Librarian of Congress Carla Hayden speaks during the Association of African American Museums Conference's luncheon at the Smithsonian National Museum of African American History and Culture in D.C. on Aug. 2. (Roy Lewis/The Washington Informer)
Librarian of Congress Carla Hayden speaks during the Association of African American Museums Conference's luncheon at the Smithsonian National Museum of African American History and Culture in D.C. on Aug. 2. (Roy Lewis/The Washington Informer)

The annual Association of African American Museums Conference was treated to a special host this year: The National Museum of African American History and Culture, the Smithsonian’s latest addition that is still the hottest — and most elusive — ticket in town.

​The conference, titled “Presence, Power, Persistence: Advancing the History and Possibility of Museum Activism,” rotated evening receptions around the Smithsonian’s museums, including the National Museum of African Art, the American Art Museum and National Portrait Gallery, Anacostia Community Museum and the culminating closing reception at the National Museum of African American History and Culture.

​With more than 30 informational and training sessions packed into the four-day schedule, participants from museums across the nation participated in events held at the Capital Hilton, including a keynote address during the awards luncheon by the new librarian of Congress, Carla Hayden.

​”We should encourage people to record oral histories,” Hayden said. “With their cellphones, they can become oral historians. When we bought the oldest known photos of Harriet Tubman with the NMAAHC, we were preserving a history. They will go on display with her shawl, which is in the museum’s collections. We have the photo with her wearing that shawl.”

​The conference attendees filling the ballroom at the Northwest hotel were eager to hear from Hayden, who has achieved full rock-star status as the first woman and first black librarian of Congress. The audience lined up to shake her hand and take photos with her, to which she graciously obliged.

​”To be encouraged, to learn, to read is the greatest gift you can give a child,” she said, pointing out that she wants the “Nation’s Library” to partner with museums and educational facilities to promote reading and literacy and ownership of their own histories.

​Other highlights included a business meeting with keynote speaker Zena Howard, an architect who has worked on projects from the Anacostia Public Library in D.C. to the International Civil Rights Center and Museum in Greensboro, North Carolina, and her favorite, the National Museum of African American History and Culture.

​Ibram X. Kendi, winner of 2016 National Book Award and author of the nonfiction bestseller “Stamped from the Beginning: The Definitive History of Racist Ideas in America,” was one of the several featured writers.
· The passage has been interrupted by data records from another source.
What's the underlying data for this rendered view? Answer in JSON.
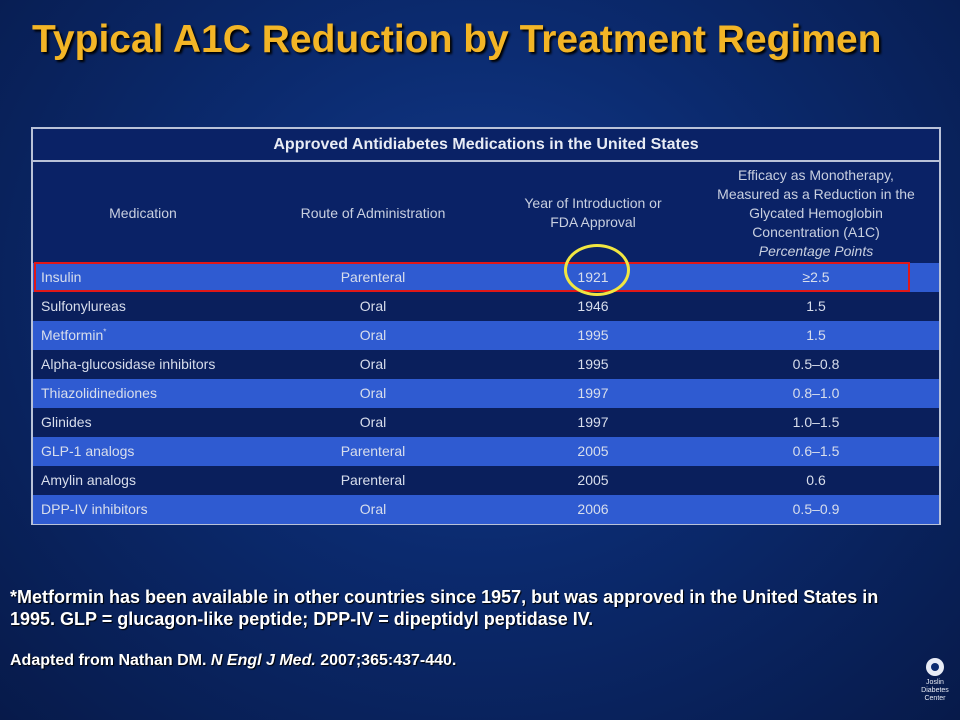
{
  "slide": {
    "title": "Typical A1C Reduction by Treatment Regimen"
  },
  "table": {
    "caption": "Approved Antidiabetes Medications in the United States",
    "headers": {
      "medication": "Medication",
      "route": "Route of Administration",
      "year": "Year of Introduction or FDA Approval",
      "efficacy_line1": "Efficacy as Monotherapy, Measured as a Reduction in the Glycated Hemoglobin Concentration (A1C)",
      "efficacy_line2": "Percentage Points"
    },
    "rows": [
      {
        "medication": "Insulin",
        "mark": "",
        "route": "Parenteral",
        "year": "1921",
        "efficacy": "≥2.5"
      },
      {
        "medication": "Sulfonylureas",
        "mark": "",
        "route": "Oral",
        "year": "1946",
        "efficacy": "1.5"
      },
      {
        "medication": "Metformin",
        "mark": "*",
        "route": "Oral",
        "year": "1995",
        "efficacy": "1.5"
      },
      {
        "medication": "Alpha-glucosidase inhibitors",
        "mark": "",
        "route": "Oral",
        "year": "1995",
        "efficacy": "0.5–0.8"
      },
      {
        "medication": "Thiazolidinediones",
        "mark": "",
        "route": "Oral",
        "year": "1997",
        "efficacy": "0.8–1.0"
      },
      {
        "medication": "Glinides",
        "mark": "",
        "route": "Oral",
        "year": "1997",
        "efficacy": "1.0–1.5"
      },
      {
        "medication": "GLP-1 analogs",
        "mark": "",
        "route": "Parenteral",
        "year": "2005",
        "efficacy": "0.6–1.5"
      },
      {
        "medication": "Amylin analogs",
        "mark": "",
        "route": "Parenteral",
        "year": "2005",
        "efficacy": "0.6"
      },
      {
        "medication": "DPP-IV inhibitors",
        "mark": "",
        "route": "Oral",
        "year": "2006",
        "efficacy": "0.5–0.9"
      }
    ]
  },
  "footnote": "*Metformin has been available in other countries since 1957, but was approved in the United States in 1995.  GLP = glucagon-like peptide; DPP-IV = dipeptidyl peptidase IV.",
  "source": {
    "prefix": "Adapted from Nathan DM. ",
    "journal": "N Engl J Med.",
    "citation": " 2007;365:437-440."
  },
  "logo": {
    "text_line1": "Joslin",
    "text_line2": "Diabetes",
    "text_line3": "Center"
  },
  "colors": {
    "title": "#f3b526",
    "row_light": "#2f5bd1",
    "row_dark": "#0a1f5c",
    "highlight_rect": "#e01818",
    "highlight_circle": "#f1e641"
  }
}
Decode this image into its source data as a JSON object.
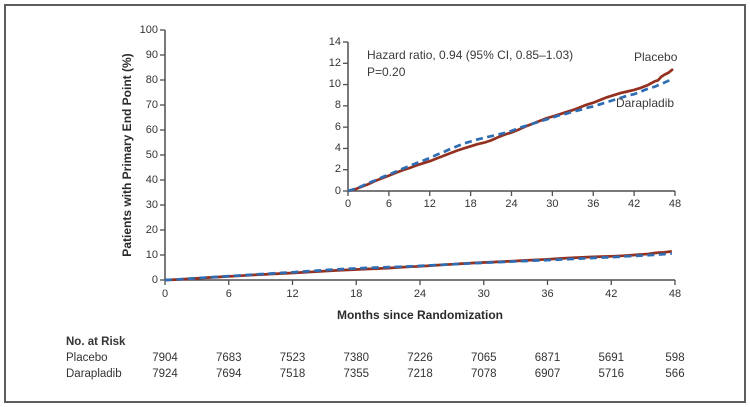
{
  "chart_data": {
    "type": "line",
    "title": "",
    "xlabel": "Months since Randomization",
    "ylabel": "Patients with Primary End Point (%)",
    "xlim": [
      0,
      48
    ],
    "x_ticks": [
      0,
      6,
      12,
      18,
      24,
      30,
      36,
      42,
      48
    ],
    "main_panel": {
      "ylim": [
        0,
        100
      ],
      "y_ticks": [
        0,
        10,
        20,
        30,
        40,
        50,
        60,
        70,
        80,
        90,
        100
      ]
    },
    "inset_panel": {
      "ylim": [
        0,
        14
      ],
      "y_ticks": [
        0,
        2,
        4,
        6,
        8,
        10,
        12,
        14
      ]
    },
    "annotation": {
      "line1": "Hazard ratio, 0.94 (95% CI, 0.85–1.03)",
      "line2": "P=0.20"
    },
    "grid": false,
    "legend_position": "end-of-line-labels",
    "series": [
      {
        "name": "Placebo",
        "color": "#93301f",
        "style": "solid",
        "points": [
          [
            0,
            0
          ],
          [
            1,
            0.15
          ],
          [
            2,
            0.4
          ],
          [
            3,
            0.65
          ],
          [
            4,
            0.95
          ],
          [
            5,
            1.2
          ],
          [
            6,
            1.45
          ],
          [
            7,
            1.7
          ],
          [
            8,
            1.95
          ],
          [
            9,
            2.15
          ],
          [
            10,
            2.4
          ],
          [
            11,
            2.6
          ],
          [
            12,
            2.8
          ],
          [
            13,
            3.05
          ],
          [
            14,
            3.3
          ],
          [
            15,
            3.55
          ],
          [
            16,
            3.8
          ],
          [
            17,
            4.0
          ],
          [
            18,
            4.2
          ],
          [
            19,
            4.4
          ],
          [
            20,
            4.55
          ],
          [
            21,
            4.75
          ],
          [
            22,
            5.05
          ],
          [
            23,
            5.3
          ],
          [
            24,
            5.5
          ],
          [
            25,
            5.75
          ],
          [
            26,
            6.05
          ],
          [
            27,
            6.3
          ],
          [
            28,
            6.55
          ],
          [
            29,
            6.8
          ],
          [
            30,
            7.0
          ],
          [
            31,
            7.2
          ],
          [
            32,
            7.4
          ],
          [
            33,
            7.6
          ],
          [
            34,
            7.85
          ],
          [
            35,
            8.1
          ],
          [
            36,
            8.3
          ],
          [
            37,
            8.55
          ],
          [
            38,
            8.8
          ],
          [
            39,
            9.0
          ],
          [
            40,
            9.2
          ],
          [
            41,
            9.35
          ],
          [
            42,
            9.5
          ],
          [
            43,
            9.7
          ],
          [
            44,
            9.95
          ],
          [
            45,
            10.3
          ],
          [
            45.5,
            10.4
          ],
          [
            46,
            10.75
          ],
          [
            46.5,
            10.95
          ],
          [
            47,
            11.1
          ],
          [
            47.7,
            11.45
          ]
        ]
      },
      {
        "name": "Darapladib",
        "color": "#2e6db4",
        "style": "dashed",
        "points": [
          [
            0,
            0
          ],
          [
            1,
            0.2
          ],
          [
            2,
            0.45
          ],
          [
            3,
            0.75
          ],
          [
            4,
            1.0
          ],
          [
            5,
            1.3
          ],
          [
            6,
            1.55
          ],
          [
            7,
            1.8
          ],
          [
            8,
            2.1
          ],
          [
            9,
            2.35
          ],
          [
            10,
            2.6
          ],
          [
            11,
            2.85
          ],
          [
            12,
            3.1
          ],
          [
            13,
            3.4
          ],
          [
            14,
            3.65
          ],
          [
            15,
            3.95
          ],
          [
            16,
            4.2
          ],
          [
            17,
            4.45
          ],
          [
            18,
            4.65
          ],
          [
            19,
            4.85
          ],
          [
            20,
            5.0
          ],
          [
            21,
            5.15
          ],
          [
            22,
            5.3
          ],
          [
            23,
            5.45
          ],
          [
            24,
            5.65
          ],
          [
            25,
            5.9
          ],
          [
            26,
            6.1
          ],
          [
            27,
            6.3
          ],
          [
            28,
            6.5
          ],
          [
            29,
            6.7
          ],
          [
            30,
            6.9
          ],
          [
            31,
            7.1
          ],
          [
            32,
            7.25
          ],
          [
            33,
            7.45
          ],
          [
            34,
            7.6
          ],
          [
            35,
            7.8
          ],
          [
            36,
            7.95
          ],
          [
            37,
            8.15
          ],
          [
            38,
            8.35
          ],
          [
            39,
            8.55
          ],
          [
            40,
            8.75
          ],
          [
            41,
            8.95
          ],
          [
            42,
            9.1
          ],
          [
            43,
            9.35
          ],
          [
            44,
            9.6
          ],
          [
            45,
            9.8
          ],
          [
            46,
            10.05
          ],
          [
            47,
            10.35
          ],
          [
            47.7,
            10.6
          ]
        ]
      }
    ]
  },
  "risk_table": {
    "title": "No. at Risk",
    "rows": [
      {
        "label": "Placebo",
        "values": [
          "7904",
          "7683",
          "7523",
          "7380",
          "7226",
          "7065",
          "6871",
          "5691",
          "598"
        ]
      },
      {
        "label": "Darapladib",
        "values": [
          "7924",
          "7694",
          "7518",
          "7355",
          "7218",
          "7078",
          "6907",
          "5716",
          "566"
        ]
      }
    ]
  },
  "colors": {
    "placebo": "#93301f",
    "darapladib": "#2e6db4",
    "axis": "#4f4f51",
    "frame_border": "#5b5d5f"
  }
}
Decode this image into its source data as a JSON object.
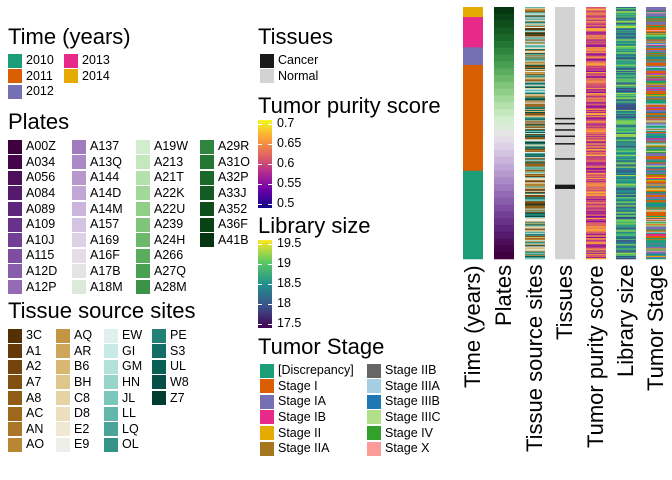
{
  "chart_data": {
    "type": "heatmap",
    "legends": {
      "time": {
        "title": "Time (years)",
        "items": [
          {
            "label": "2010",
            "color": "#1b9e77"
          },
          {
            "label": "2011",
            "color": "#d95f02"
          },
          {
            "label": "2012",
            "color": "#7570b3"
          },
          {
            "label": "2013",
            "color": "#e7298a"
          },
          {
            "label": "2014",
            "color": "#e6ab02"
          }
        ]
      },
      "plates": {
        "title": "Plates",
        "items": [
          {
            "label": "A00Z",
            "color": "#3f003f"
          },
          {
            "label": "A034",
            "color": "#45054a"
          },
          {
            "label": "A056",
            "color": "#4d0f5a"
          },
          {
            "label": "A084",
            "color": "#551a6b"
          },
          {
            "label": "A089",
            "color": "#5e257c"
          },
          {
            "label": "A109",
            "color": "#68318a"
          },
          {
            "label": "A10J",
            "color": "#723f96"
          },
          {
            "label": "A115",
            "color": "#7d4ea2"
          },
          {
            "label": "A12D",
            "color": "#885dab"
          },
          {
            "label": "A12P",
            "color": "#946bb4"
          },
          {
            "label": "A137",
            "color": "#a07bbe"
          },
          {
            "label": "A13Q",
            "color": "#ab89c6"
          },
          {
            "label": "A144",
            "color": "#b698cd"
          },
          {
            "label": "A14D",
            "color": "#c1a7d5"
          },
          {
            "label": "A14M",
            "color": "#cbb5dc"
          },
          {
            "label": "A157",
            "color": "#d5c3e2"
          },
          {
            "label": "A169",
            "color": "#ded0e6"
          },
          {
            "label": "A16F",
            "color": "#e4dce7"
          },
          {
            "label": "A17B",
            "color": "#e4e4e4"
          },
          {
            "label": "A18M",
            "color": "#dcebd9"
          },
          {
            "label": "A19W",
            "color": "#d2ecce"
          },
          {
            "label": "A213",
            "color": "#c4e7bd"
          },
          {
            "label": "A21T",
            "color": "#b4e0ac"
          },
          {
            "label": "A22K",
            "color": "#a3d89b"
          },
          {
            "label": "A22U",
            "color": "#91cf89"
          },
          {
            "label": "A239",
            "color": "#7fc47a"
          },
          {
            "label": "A24H",
            "color": "#6cb96b"
          },
          {
            "label": "A266",
            "color": "#5aad5e"
          },
          {
            "label": "A27Q",
            "color": "#4aa052"
          },
          {
            "label": "A28M",
            "color": "#3c9347"
          },
          {
            "label": "A29R",
            "color": "#2f853d"
          },
          {
            "label": "A31O",
            "color": "#247733"
          },
          {
            "label": "A32P",
            "color": "#1b692a"
          },
          {
            "label": "A33J",
            "color": "#135b22"
          },
          {
            "label": "A352",
            "color": "#0d4e1b"
          },
          {
            "label": "A36F",
            "color": "#094215"
          },
          {
            "label": "A41B",
            "color": "#063611"
          }
        ]
      },
      "tss": {
        "title": "Tissue source sites",
        "items": [
          {
            "label": "3C",
            "color": "#543005"
          },
          {
            "label": "A1",
            "color": "#633a08"
          },
          {
            "label": "A2",
            "color": "#72440b"
          },
          {
            "label": "A7",
            "color": "#814f10"
          },
          {
            "label": "A8",
            "color": "#905b15"
          },
          {
            "label": "AC",
            "color": "#9e681c"
          },
          {
            "label": "AN",
            "color": "#ab7627"
          },
          {
            "label": "AO",
            "color": "#b98635"
          },
          {
            "label": "AQ",
            "color": "#c49545"
          },
          {
            "label": "AR",
            "color": "#cea65a"
          },
          {
            "label": "B6",
            "color": "#d8b772"
          },
          {
            "label": "BH",
            "color": "#dfc68b"
          },
          {
            "label": "C8",
            "color": "#e6d3a4"
          },
          {
            "label": "D8",
            "color": "#ecdfbd"
          },
          {
            "label": "E2",
            "color": "#efe8d3"
          },
          {
            "label": "E9",
            "color": "#eeeee9"
          },
          {
            "label": "EW",
            "color": "#def1ee"
          },
          {
            "label": "GI",
            "color": "#c8eae4"
          },
          {
            "label": "GM",
            "color": "#b1e1d8"
          },
          {
            "label": "HN",
            "color": "#97d5ca"
          },
          {
            "label": "JL",
            "color": "#7cc7bb"
          },
          {
            "label": "LL",
            "color": "#62b6aa"
          },
          {
            "label": "LQ",
            "color": "#4aa598"
          },
          {
            "label": "OL",
            "color": "#349387"
          },
          {
            "label": "PE",
            "color": "#228176"
          },
          {
            "label": "S3",
            "color": "#136f65"
          },
          {
            "label": "UL",
            "color": "#0a5f55"
          },
          {
            "label": "W8",
            "color": "#054f46"
          },
          {
            "label": "Z7",
            "color": "#003c30"
          }
        ]
      },
      "tissues": {
        "title": "Tissues",
        "items": [
          {
            "label": "Cancer",
            "color": "#1a1a1a"
          },
          {
            "label": "Normal",
            "color": "#d3d3d3"
          }
        ]
      },
      "purity": {
        "title": "Tumor purity score",
        "ticks": [
          "0.7",
          "0.65",
          "0.6",
          "0.55",
          "0.5"
        ],
        "tick_values": [
          0.7,
          0.65,
          0.6,
          0.55,
          0.5
        ],
        "range": [
          0.49,
          0.71
        ],
        "colors": [
          "#0d0887",
          "#6a00a8",
          "#b12a90",
          "#e16462",
          "#fca636",
          "#f0f921"
        ]
      },
      "libsize": {
        "title": "Library size",
        "ticks": [
          "19.5",
          "19",
          "18.5",
          "18",
          "17.5"
        ],
        "tick_values": [
          19.5,
          19,
          18.5,
          18,
          17.5
        ],
        "range": [
          17.4,
          19.6
        ],
        "colors": [
          "#440154",
          "#3b528b",
          "#21908d",
          "#5dc963",
          "#fde725"
        ]
      },
      "stage": {
        "title": "Tumor Stage",
        "items": [
          {
            "label": "[Discrepancy]",
            "color": "#1b9e77"
          },
          {
            "label": "Stage I",
            "color": "#d95f02"
          },
          {
            "label": "Stage IA",
            "color": "#7570b3"
          },
          {
            "label": "Stage IB",
            "color": "#e7298a"
          },
          {
            "label": "Stage II",
            "color": "#e6ab02"
          },
          {
            "label": "Stage IIA",
            "color": "#a6761d"
          },
          {
            "label": "Stage IIB",
            "color": "#666666"
          },
          {
            "label": "Stage IIIA",
            "color": "#a6cee3"
          },
          {
            "label": "Stage IIIB",
            "color": "#1f78b4"
          },
          {
            "label": "Stage IIIC",
            "color": "#b2df8a"
          },
          {
            "label": "Stage IV",
            "color": "#33a02c"
          },
          {
            "label": "Stage X",
            "color": "#fb9a99"
          }
        ]
      }
    },
    "tracks": [
      {
        "key": "time",
        "label": "Time (years)"
      },
      {
        "key": "plates",
        "label": "Plates"
      },
      {
        "key": "tss",
        "label": "Tissue source sites"
      },
      {
        "key": "tissues",
        "label": "Tissues"
      },
      {
        "key": "purity",
        "label": "Tumor purity score"
      },
      {
        "key": "libsize",
        "label": "Library size"
      },
      {
        "key": "stage",
        "label": "Tumor Stage"
      }
    ],
    "time_track_segments": [
      {
        "label": "2014",
        "fraction": 0.04
      },
      {
        "label": "2013",
        "fraction": 0.12
      },
      {
        "label": "2012",
        "fraction": 0.07
      },
      {
        "label": "2011",
        "fraction": 0.42
      },
      {
        "label": "2010",
        "fraction": 0.35
      }
    ]
  }
}
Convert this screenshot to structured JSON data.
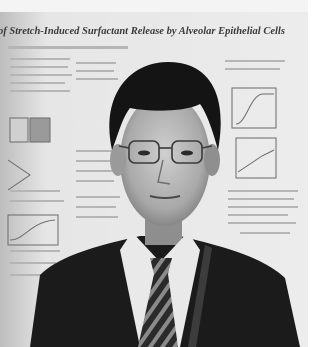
{
  "poster": {
    "title": "of Stretch-Induced Surfactant Release by Alveolar Epithelial Cells"
  }
}
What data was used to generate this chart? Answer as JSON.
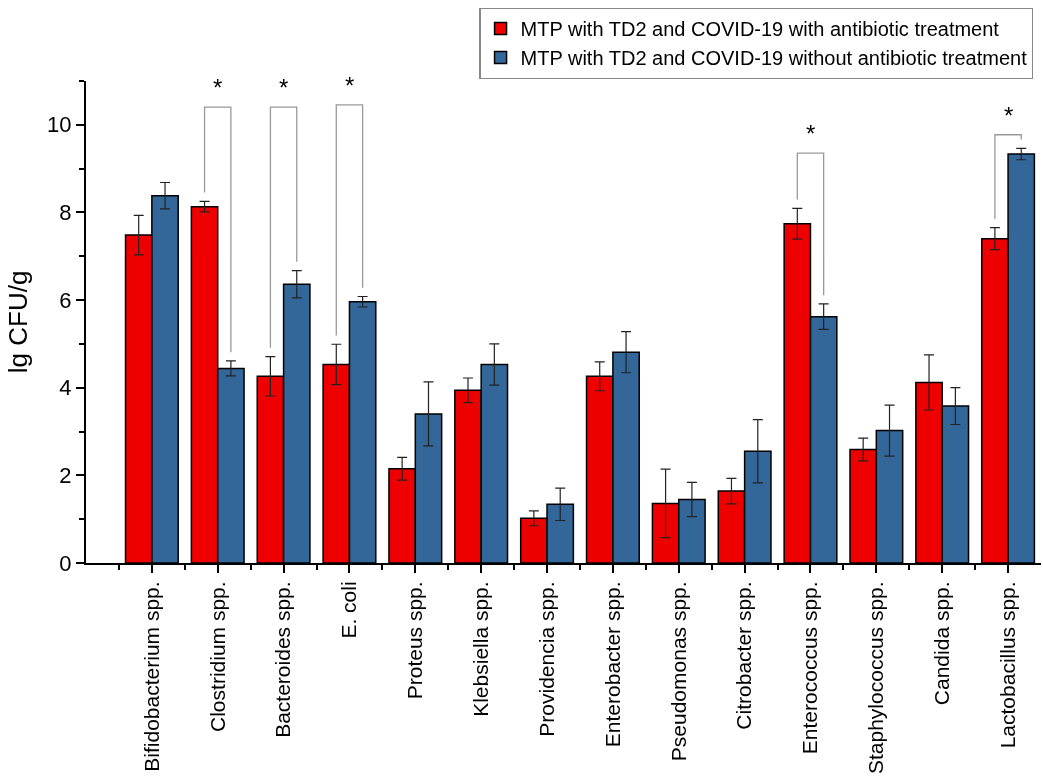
{
  "chart_data": {
    "type": "bar",
    "categories": [
      "Bifidobacterium spp.",
      "Clostridium spp.",
      "Bacteroides spp.",
      "E. coli",
      "Proteus spp.",
      "Klebsiella spp.",
      "Providencia spp.",
      "Enterobacter spp.",
      "Pseudomonas spp.",
      "Citrobacter spp.",
      "Enterococcus spp.",
      "Staphylococcus spp.",
      "Candida spp.",
      "Lactobacillus spp."
    ],
    "series": [
      {
        "name": "MTP with TD2 and COVID-19 with antibiotic treatment",
        "color": "#ee0000",
        "values": [
          7.48,
          8.13,
          4.26,
          4.53,
          2.15,
          3.94,
          1.02,
          4.26,
          1.36,
          1.64,
          7.74,
          2.59,
          4.12,
          7.4
        ],
        "errors": [
          0.45,
          0.12,
          0.45,
          0.46,
          0.26,
          0.28,
          0.17,
          0.33,
          0.78,
          0.29,
          0.35,
          0.26,
          0.63,
          0.25
        ]
      },
      {
        "name": "MTP with TD2 and COVID-19 without antibiotic treatment",
        "color": "#336699",
        "values": [
          8.38,
          4.44,
          6.36,
          5.96,
          3.4,
          4.53,
          1.34,
          4.81,
          1.45,
          2.55,
          5.62,
          3.02,
          3.58,
          9.33
        ],
        "errors": [
          0.3,
          0.17,
          0.31,
          0.12,
          0.73,
          0.47,
          0.37,
          0.47,
          0.39,
          0.72,
          0.29,
          0.58,
          0.42,
          0.13
        ]
      }
    ],
    "ylabel": "lg CFU/g",
    "ylim": [
      0,
      11
    ],
    "yticks": [
      0,
      {
        "value": 1,
        "label": null
      },
      2,
      {
        "value": 3,
        "label": null
      },
      4,
      {
        "value": 5,
        "label": null
      },
      6,
      {
        "value": 7,
        "label": null
      },
      8,
      {
        "value": 9,
        "label": null
      },
      10,
      {
        "value": 11,
        "label": null
      }
    ],
    "annotations": [
      "*",
      "*",
      "*",
      "*",
      "*"
    ],
    "legend": "top right"
  }
}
​Of course, one of the big selling points for the attendees was a chance — several opportunities, actually — to tour the new African-American museum, which continues to sell out daily passes within minutes of availability.

​The closing reception, addressed by museum director Lonnie Bunch III, featured food and music gleaned from the city’s culture. Latin American, Caribbean and African-American soul food enticed attendees on multiple floors of the museum, where galleries stayed open for viewing while the legendary go-go band E.U.(Experience Unlimited) gave the evening a party flair after the intense sessions and serious discussions.

Bunch lauded the Association of African American Museums, a nonprofit organization founded in 1978 to serve the interests of African-American museums and the professionals associated with them.

​”Without the lessons we learned at [the association], without your support, guidance and goodwill, there would be no museum — just an empty space with bad grass,” Bunch said. “Instead, your national museum has now served more than 2.5 million visitors who have made this a place of pilgrimage. And who have shared their memories and their lives.”